For the last decade or so, when I travel, and people ask me where I am from I say California. Governor Newsom correctly called CA a Nation State. We are larger than many countries and boast of the 5th largest economy in the world. With whatever grace we are blessed with I am proud to say, recently, that the State has committed hundreds of millions of dollars to address the plight of homelessness. It is a start. Here is where our part, the Dog People’s part, comes in. We need to put our minds together and solve this problem that does exist.
Aside: Quick question – What is unarguably the best part of an argument? . . . The other side. I share this one thing with you all. None of us, not a single solitary soul, can make a wise decision in a vacuum. Each decision requires relativity. To a point, we must understand as much as possible by learning the other side(s) of the argument. From that, create a working plan. And when that planned path does not follow the trail? We adjust the plan.
Those most vulnerable of us will suffer this time harder than . . . well, us. Already distant in our society, only those truly committed will brave proximity but then, only from a distance.

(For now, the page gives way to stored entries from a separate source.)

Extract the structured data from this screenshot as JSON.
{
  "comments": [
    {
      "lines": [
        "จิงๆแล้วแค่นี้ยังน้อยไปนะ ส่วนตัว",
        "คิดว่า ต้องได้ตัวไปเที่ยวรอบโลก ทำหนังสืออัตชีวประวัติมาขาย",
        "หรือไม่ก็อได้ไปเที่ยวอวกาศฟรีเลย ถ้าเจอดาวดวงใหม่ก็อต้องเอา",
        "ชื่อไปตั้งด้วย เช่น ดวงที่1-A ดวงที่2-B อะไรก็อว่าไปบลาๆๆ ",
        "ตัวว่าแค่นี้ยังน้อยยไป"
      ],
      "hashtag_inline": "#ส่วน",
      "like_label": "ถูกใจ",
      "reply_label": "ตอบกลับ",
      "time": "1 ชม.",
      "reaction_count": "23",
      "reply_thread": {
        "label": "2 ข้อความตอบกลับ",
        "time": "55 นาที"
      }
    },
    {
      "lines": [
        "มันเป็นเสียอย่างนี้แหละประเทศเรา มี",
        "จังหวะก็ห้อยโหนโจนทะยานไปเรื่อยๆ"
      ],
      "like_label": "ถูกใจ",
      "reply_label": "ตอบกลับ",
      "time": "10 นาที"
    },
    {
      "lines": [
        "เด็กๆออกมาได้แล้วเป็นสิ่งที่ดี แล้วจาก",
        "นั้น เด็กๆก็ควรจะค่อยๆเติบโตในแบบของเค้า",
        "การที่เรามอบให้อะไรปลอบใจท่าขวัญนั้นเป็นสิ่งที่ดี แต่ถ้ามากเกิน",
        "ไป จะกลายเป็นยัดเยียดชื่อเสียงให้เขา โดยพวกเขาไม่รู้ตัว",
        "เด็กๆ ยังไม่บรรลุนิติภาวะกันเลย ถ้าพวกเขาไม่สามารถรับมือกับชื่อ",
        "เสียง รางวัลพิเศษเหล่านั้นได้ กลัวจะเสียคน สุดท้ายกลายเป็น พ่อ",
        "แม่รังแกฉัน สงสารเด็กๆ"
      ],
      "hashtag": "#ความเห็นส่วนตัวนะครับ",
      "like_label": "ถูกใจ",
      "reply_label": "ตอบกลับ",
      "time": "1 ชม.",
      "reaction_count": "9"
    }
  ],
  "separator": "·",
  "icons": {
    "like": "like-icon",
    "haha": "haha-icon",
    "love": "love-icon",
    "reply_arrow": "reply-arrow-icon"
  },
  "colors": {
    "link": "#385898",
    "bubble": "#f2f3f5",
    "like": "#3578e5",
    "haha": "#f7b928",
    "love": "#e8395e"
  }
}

For now, look to yourselves, in this time of quarantine. Reach to your friends and look to make yourselves whole. Very soon, sooner that you might imagine, we must each find that Dog Person within us. For we have so many problems to solve. So feed that part of you now. Send the child and the pale faced putz, to their rooms. Use the tools that you have available to you right now and lend your voice to help solve crisis of humanity.